Comparing the Transcriptomes of WT oocytes with Lsm14b KO oocytes by RNA-Seq Analysis

The success of human reproduction relies on high quality oocytes. Oocyte quality is manifested by the competence to complete meiosis, to be fertilized, and to support embryonic development. This meiotic and developmental competence is gradually established during the course of oocyte and follicle development, and is determined in large part by the autonomous gene expression program intrinsic to the oocyte.
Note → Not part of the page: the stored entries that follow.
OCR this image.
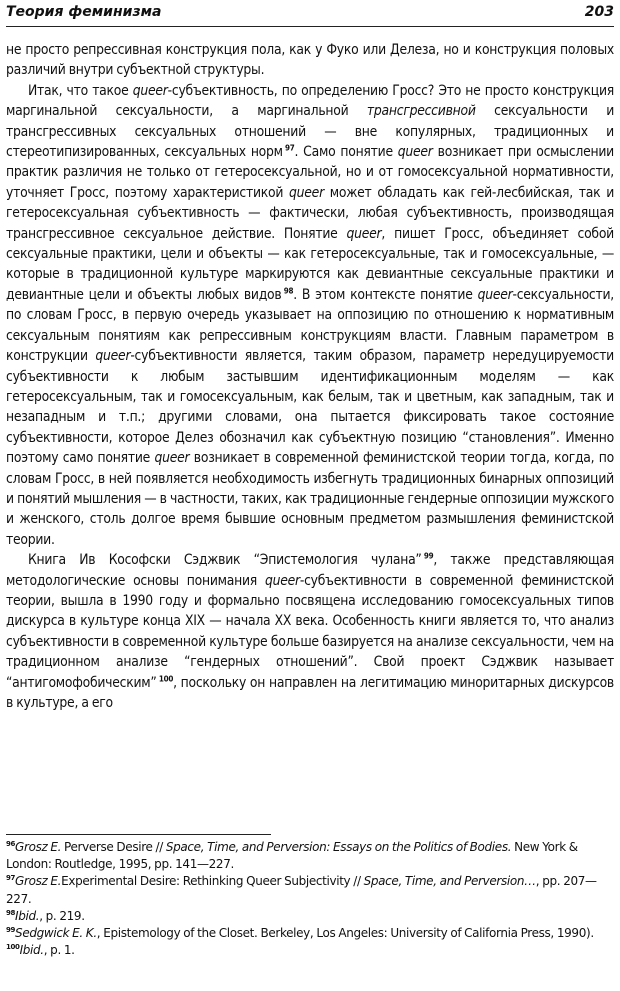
Теория феминизма	203

не просто репрессивная конструкция пола, как у Фуко или Делеза, но и конструкция половых различий внутри субъектной структуры.

Итак, что такое queer-субъективность, по определению Гросс? Это не просто конструкция маргинальной сексуальности, а маргинальной трансгрессивной сексуальности и трансгрессивных сексуальных отношений — вне копулярных, традиционных и стереотипизированных, сексуальных норм  $^{97}$. Само понятие queer возникает при осмыслении практик различия не только от гетеросексуальной, но и от гомосексуальной нормативности, уточняет Гросс, поэтому характеристикой queer может обладать как гей-лесбийская, так и гетеросексуальная субъективность — фактически, любая субъективность, производящая трансгрессивное сексуальное действие. Понятие queer, пишет Гросс, объединяет собой сексуальные практики, цели и объекты — как гетеросексуальные, так и гомосексуальные, — которые в традиционной культуре маркируются как девиантные сексуальные практики и девиантные цели и объекты любых видов  $^{98}$. В этом контексте понятие queer-сексуальности, по словам Гросс, в первую очередь указывает на оппозицию по отношению к нормативным сексуальным понятиям как репрессивным конструкциям власти. Главным параметром в конструкции queer-субъективности является, таким образом, параметр нередуцируемости субъективности к любым застывшим идентификационным моделям — как гетеросексуальным, так и гомосексуальным, как белым, так и цветным, как западным, так и незападным и т.п.; другими словами, она пытается фиксировать такое состояние субъективности, которое Делез обозначил как субъектную позицию “становления”. Именно поэтому само понятие queer возникает в современной феминистской теории тогда, когда, по словам Гросс, в ней появляется необходимость избегнуть традиционных бинарных оппозиций и понятий мышления — в частности, таких, как традиционные гендерные оппозиции мужского и женского, столь долгое время бывшие основным предметом размышления феминистской теории.

Книга Ив Кософски Сэджвик “Эпистемология чулана”  $^{99}$, также представляющая методологические основы понимания queer-субъективности в современной феминистской теории, вышла в 1990 году и формально посвящена исследованию гомосексуальных типов дискурса в культуре конца XIX — начала XX века. Особенность книги является то, что анализ субъективности в современной культуре больше базируется на анализе сексуальности, чем на традиционном анализе “гендерных отношений”. Свой проект Сэджвик называет “антигомофобическим”  $^{100}$, поскольку он направлен на легитимацию миноритарных дискурсов в культуре, а его

$^{96}$Grosz E. Perverse Desire // Space, Time, and Perversion: Essays on the Politics of Bodies. New York & London: Routledge, 1995, pp. 141—227.

$^{97}$Grosz E.Experimental Desire: Rethinking Queer Subjectivity // Space, Time, and Perversion…, pp. 207—227.

$^{98}$Ibid., p. 219.

$^{99}$Sedgwick E. K., Epistemology of the Closet. Berkeley, Los Angeles: University of California Press, 1990).

$^{100}$Ibid., p. 1.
In order to explore the regulatory role of LSM14B in oocyte, we analyzed the effect of Lsm14b KO on gene expression in GV-stage fully-grown oocytes (FGOs) in mice by comparing the corresponding transcriptomes via RNA-Seq Analysis. Overall design: WT and Lsm14b KO GV-stage FGOs were collected in lysis buffer to release all RNAs, which then were reverse transcribed into first cDNA strands by SuperScript II reverse transcriptase(Invitrogen) and random primers. These cDNAs were amplificated according to Smart-seq2 procedures for construct Illumina sequencing library. 3 replictates of each treatment, with 20 oocyte per samples, were collected for the experiment. The library was constructed using KAPA Hyper Prep Kit for Illumina (Roche) according to the instruction manual, which includes end repair, dA-tailing, adapter ligation, post-ligation cleanup, library amplification and post-amplification cleanup. The libraries were sequenced on an Illumina HiSeq X Ten platform with 150bp pair-end reads. All reads passed filter were trimmed to remove low-quality bases and adaptor sequences. Reads were then aligned to the mm10 reference genome using tophat2 (v2.0.13), and FPKMs were calculated and normalized using cufflinks (v2.2.1). The differentially expressed genes were calculated using default parameter of cuffdiff (v2.2.1). Hierarchical clustering was carried on log2(FPKM+1) across samples. Genes used for clustering were selected by maximum FPKM=1 and with top 10% standard deviation of log2(FPKM+1).